Glaesserella parasuis

Scientific classification
- Domain: Bacteria
- Kingdom: Pseudomonadati
- Phylum: Pseudomonadota
- Class: Gammaproteobacteria
- Order: Pasteurellales
- Family: Pasteurellaceae
- Genus: Glaesserella
- Species: G. parasuis
- Binomial name: Glaesserella parasuis (Biberstein & White 1969) Dickerman et al. 2020
- Synonyms: Haemophilus parasuis Biberstein & White 1969

= Glaesserella parasuis =

- Authority: (Biberstein & White 1969) Dickerman et al. 2020
- Synonyms: Haemophilus parasuis Biberstein & White 1969

Species of bacterium

Glaesserella parasuis (formerly known as Haemophilus parasuis) is a Gram-negative bacterium belonging to the family Pasteurellaceae. It is best known as the causative agent of Glässer's disease in pigs.

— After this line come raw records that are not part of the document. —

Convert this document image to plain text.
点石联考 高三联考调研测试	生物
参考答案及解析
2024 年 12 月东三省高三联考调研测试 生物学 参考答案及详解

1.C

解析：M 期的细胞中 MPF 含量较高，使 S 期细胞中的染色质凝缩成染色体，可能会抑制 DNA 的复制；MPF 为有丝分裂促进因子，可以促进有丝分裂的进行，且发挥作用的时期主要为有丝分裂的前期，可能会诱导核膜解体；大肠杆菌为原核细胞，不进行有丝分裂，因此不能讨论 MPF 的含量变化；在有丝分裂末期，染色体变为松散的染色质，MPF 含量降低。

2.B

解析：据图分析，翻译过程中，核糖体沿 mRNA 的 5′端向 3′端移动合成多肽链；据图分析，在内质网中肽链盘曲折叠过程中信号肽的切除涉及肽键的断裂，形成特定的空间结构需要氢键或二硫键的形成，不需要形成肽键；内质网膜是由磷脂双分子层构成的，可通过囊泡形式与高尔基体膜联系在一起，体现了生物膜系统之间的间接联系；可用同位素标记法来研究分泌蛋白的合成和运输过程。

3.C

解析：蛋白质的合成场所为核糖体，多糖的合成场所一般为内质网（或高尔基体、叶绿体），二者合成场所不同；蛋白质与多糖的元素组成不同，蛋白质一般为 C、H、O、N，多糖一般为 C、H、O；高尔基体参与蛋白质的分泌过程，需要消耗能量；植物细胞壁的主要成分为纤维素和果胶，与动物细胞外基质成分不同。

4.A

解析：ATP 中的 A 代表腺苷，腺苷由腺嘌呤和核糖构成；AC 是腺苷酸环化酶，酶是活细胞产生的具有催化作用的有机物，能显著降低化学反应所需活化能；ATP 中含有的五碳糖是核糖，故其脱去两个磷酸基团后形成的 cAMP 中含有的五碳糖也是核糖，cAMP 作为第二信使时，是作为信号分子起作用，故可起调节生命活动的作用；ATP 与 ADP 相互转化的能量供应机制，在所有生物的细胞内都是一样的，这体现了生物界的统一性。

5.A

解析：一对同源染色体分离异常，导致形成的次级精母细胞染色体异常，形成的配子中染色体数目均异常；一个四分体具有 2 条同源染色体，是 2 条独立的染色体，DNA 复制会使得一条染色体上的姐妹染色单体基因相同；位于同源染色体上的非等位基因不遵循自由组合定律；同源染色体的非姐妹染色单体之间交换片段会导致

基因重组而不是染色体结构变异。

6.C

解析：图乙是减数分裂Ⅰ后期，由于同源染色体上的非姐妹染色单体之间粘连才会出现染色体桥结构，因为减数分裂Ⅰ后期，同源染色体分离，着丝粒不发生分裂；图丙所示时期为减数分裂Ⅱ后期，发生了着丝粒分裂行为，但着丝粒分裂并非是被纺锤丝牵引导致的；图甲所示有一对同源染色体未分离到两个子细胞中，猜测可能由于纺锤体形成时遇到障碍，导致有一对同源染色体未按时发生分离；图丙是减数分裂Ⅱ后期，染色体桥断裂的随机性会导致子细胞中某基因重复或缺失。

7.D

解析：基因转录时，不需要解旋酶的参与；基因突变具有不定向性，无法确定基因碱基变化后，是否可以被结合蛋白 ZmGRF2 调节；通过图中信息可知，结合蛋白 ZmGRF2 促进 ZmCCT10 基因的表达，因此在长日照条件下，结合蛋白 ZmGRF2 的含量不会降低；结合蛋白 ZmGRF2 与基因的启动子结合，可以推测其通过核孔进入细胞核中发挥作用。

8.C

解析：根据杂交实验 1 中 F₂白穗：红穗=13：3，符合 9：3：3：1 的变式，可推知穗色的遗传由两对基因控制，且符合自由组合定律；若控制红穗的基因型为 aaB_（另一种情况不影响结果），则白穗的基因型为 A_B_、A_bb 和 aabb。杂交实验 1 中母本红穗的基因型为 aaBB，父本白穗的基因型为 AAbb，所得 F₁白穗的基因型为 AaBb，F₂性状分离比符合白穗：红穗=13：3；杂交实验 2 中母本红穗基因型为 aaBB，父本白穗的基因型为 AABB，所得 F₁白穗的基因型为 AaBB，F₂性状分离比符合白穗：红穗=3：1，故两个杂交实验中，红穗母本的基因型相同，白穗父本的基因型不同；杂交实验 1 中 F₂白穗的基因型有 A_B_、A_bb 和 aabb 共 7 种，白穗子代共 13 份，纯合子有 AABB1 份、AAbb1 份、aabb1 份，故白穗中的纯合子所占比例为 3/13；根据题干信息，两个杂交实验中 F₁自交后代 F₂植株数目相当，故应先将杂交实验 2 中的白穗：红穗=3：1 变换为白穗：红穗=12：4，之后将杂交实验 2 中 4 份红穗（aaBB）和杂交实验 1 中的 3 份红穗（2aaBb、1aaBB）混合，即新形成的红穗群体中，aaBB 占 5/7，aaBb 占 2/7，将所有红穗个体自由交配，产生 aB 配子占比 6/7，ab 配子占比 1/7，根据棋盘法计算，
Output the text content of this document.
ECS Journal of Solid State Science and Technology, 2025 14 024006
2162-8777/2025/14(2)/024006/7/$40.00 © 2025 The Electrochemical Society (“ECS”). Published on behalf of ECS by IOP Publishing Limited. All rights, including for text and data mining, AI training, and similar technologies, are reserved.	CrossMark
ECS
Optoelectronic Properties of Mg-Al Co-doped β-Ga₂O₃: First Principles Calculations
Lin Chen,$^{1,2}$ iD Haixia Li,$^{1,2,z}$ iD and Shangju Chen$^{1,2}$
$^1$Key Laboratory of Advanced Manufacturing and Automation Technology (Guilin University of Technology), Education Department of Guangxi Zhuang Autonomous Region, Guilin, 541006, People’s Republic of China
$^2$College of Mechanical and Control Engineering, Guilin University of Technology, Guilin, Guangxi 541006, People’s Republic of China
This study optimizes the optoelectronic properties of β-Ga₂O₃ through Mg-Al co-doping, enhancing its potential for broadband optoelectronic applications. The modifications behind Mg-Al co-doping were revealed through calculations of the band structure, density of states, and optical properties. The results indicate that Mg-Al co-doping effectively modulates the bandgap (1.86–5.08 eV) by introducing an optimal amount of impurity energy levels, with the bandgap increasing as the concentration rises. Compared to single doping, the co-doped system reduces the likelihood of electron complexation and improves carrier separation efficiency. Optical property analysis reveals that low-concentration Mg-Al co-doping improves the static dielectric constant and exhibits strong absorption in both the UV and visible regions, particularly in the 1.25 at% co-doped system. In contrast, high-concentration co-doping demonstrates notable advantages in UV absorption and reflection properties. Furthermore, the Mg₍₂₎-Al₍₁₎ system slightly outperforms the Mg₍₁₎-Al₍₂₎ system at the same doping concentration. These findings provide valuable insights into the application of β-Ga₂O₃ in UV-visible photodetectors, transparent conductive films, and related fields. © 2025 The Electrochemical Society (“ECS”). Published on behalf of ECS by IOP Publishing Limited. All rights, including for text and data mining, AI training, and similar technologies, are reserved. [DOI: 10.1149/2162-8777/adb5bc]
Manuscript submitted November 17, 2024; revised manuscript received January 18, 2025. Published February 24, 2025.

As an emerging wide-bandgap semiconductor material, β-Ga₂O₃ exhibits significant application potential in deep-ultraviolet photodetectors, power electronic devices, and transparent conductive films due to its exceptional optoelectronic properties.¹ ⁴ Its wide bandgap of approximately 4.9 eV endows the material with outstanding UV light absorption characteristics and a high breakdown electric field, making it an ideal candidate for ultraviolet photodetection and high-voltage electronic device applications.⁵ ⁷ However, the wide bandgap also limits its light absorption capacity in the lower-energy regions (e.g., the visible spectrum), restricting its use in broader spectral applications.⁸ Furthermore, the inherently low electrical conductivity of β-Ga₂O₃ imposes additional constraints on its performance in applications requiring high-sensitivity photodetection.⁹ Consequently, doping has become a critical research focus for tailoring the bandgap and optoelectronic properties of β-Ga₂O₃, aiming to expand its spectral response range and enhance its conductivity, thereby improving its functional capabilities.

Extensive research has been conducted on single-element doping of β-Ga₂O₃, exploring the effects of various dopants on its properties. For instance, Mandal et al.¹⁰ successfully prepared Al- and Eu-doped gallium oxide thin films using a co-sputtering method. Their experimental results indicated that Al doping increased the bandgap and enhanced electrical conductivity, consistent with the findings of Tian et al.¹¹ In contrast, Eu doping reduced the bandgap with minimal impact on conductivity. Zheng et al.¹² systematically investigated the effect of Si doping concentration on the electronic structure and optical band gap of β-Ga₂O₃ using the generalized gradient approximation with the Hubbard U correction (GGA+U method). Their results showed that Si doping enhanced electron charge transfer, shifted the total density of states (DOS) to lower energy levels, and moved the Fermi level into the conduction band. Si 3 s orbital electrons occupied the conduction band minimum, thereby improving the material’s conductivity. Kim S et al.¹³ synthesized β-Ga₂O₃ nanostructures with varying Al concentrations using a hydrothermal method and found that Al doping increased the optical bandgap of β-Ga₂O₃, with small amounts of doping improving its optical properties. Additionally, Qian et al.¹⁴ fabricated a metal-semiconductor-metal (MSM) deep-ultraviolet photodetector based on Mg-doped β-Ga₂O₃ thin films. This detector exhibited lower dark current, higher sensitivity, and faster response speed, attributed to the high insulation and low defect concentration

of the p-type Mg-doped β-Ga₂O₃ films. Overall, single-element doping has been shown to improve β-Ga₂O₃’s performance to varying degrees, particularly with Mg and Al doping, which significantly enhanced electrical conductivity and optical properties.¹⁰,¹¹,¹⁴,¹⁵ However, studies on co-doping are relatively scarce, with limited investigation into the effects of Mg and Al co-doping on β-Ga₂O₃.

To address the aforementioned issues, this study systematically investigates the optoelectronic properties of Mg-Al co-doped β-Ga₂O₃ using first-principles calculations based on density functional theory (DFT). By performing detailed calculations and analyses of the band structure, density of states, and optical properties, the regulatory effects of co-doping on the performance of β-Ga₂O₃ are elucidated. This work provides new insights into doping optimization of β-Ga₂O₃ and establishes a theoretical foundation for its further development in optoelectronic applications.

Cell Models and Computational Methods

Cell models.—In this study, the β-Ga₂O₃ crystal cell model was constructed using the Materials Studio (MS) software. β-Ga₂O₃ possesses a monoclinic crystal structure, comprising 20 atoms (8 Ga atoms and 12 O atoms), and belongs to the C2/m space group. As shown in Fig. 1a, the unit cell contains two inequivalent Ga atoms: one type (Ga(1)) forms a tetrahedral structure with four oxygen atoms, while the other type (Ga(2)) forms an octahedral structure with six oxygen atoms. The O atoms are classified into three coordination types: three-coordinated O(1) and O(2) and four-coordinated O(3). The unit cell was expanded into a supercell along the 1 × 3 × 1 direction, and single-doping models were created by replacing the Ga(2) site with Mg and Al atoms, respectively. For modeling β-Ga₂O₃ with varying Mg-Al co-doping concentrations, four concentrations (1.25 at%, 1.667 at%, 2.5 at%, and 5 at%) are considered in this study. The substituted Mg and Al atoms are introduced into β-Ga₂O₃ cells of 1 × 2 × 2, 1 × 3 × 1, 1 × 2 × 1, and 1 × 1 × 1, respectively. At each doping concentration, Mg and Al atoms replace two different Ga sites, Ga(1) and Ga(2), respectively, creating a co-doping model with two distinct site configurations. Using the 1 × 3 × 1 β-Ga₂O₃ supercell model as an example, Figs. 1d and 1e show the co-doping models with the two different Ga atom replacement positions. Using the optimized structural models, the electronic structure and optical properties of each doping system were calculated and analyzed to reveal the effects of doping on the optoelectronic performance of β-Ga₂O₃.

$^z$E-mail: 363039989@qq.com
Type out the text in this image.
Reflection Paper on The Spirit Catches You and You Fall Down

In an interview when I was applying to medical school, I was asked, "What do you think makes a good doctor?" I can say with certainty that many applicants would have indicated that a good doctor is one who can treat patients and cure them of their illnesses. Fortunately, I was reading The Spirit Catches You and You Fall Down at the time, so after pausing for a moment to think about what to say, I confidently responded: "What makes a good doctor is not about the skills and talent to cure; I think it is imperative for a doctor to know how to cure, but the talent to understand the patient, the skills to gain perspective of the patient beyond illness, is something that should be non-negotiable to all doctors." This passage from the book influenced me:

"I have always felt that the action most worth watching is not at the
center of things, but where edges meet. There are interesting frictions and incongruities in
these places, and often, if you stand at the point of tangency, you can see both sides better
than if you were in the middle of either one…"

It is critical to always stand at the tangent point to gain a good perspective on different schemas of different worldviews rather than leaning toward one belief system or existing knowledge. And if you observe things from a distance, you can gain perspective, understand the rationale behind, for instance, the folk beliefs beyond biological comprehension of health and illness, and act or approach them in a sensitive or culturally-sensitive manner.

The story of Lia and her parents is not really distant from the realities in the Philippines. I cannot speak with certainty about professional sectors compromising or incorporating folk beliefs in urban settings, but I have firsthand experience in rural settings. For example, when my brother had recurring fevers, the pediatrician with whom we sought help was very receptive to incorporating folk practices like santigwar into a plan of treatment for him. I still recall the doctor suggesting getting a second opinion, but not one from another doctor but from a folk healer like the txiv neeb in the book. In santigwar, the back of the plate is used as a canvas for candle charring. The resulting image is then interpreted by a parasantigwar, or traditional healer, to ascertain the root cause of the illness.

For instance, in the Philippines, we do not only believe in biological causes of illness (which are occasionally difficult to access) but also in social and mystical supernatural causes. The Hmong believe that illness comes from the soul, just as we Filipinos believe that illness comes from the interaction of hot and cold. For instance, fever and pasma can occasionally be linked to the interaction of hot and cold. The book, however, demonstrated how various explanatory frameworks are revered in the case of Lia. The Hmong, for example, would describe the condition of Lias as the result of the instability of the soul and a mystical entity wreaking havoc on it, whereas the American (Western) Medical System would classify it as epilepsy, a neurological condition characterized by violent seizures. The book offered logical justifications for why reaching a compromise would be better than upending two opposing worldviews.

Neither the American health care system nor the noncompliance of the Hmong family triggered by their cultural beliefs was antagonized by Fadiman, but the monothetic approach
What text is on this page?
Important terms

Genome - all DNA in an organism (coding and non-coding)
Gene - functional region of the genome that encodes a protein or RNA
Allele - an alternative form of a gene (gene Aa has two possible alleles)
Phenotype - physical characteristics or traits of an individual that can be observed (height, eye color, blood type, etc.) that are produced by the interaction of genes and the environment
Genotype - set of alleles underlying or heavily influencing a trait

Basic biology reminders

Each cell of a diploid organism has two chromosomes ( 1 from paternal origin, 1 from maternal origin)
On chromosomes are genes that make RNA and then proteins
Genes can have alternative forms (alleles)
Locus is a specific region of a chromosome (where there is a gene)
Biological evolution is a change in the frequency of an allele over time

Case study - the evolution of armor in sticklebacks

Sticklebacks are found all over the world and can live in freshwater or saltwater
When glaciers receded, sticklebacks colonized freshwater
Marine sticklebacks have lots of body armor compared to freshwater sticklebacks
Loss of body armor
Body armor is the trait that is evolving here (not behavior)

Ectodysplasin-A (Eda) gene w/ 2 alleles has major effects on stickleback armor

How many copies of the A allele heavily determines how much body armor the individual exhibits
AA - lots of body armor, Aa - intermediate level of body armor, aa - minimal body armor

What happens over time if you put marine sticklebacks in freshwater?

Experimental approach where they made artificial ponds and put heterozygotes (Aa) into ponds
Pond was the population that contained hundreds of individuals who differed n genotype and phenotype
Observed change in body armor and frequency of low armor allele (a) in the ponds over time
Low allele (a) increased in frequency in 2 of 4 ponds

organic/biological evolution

== History and taxonomy ==
Originally described as Haemophilus parasuis by Biberstein and White in 1969, it was reclassified into the newly created genus Glaesserella in 2020 based on comprehensive phylogenomic analyses.

== Morphology ==
Glaesserella parasuis is a Gram-negative coccobacillus. Cells typically appear as short rods or coccobacilli, often forming pairs or short chains. It is non-motile and non-spore-forming.

== Growth conditions ==
The bacterium requires enriched media containing NAD (V factor) and exhibits optimal growth under aerobic conditions at 37 °C. Colonies typically appear small, smooth, and translucent on chocolate agar or blood agar supplemented with NAD.

== Clinical significance ==
Glaesserella parasuis is the causative agent of Glässer's disease, an infectious condition characterized by polyserositis (inflammation of serosal surfaces), arthritis, meningitis, and pneumonia, primarily affecting young piglets.

== Epidemiology ==
The bacterium commonly colonizes the upper respiratory tract of pigs, and outbreaks of disease typically occur when piglets are under stress or have compromised immunity, such as during weaning.

== Clinical signs ==
Affected animals may exhibit fever, respiratory distress, lameness, joint swelling, and neurological symptoms. Mortality rates can be significant without appropriate treatment or preventive measures.

== Diagnosis ==
Diagnosis involves clinical observations, necropsy findings (such as fibrinous polyserositis), and laboratory confirmation through bacterial isolation and molecular techniques such as PCR.

== Treatment and prevention ==
Treatment typically involves antibiotics. Preventive measures include vaccination, good biosecurity practices, and stress minimization, particularly during weaning.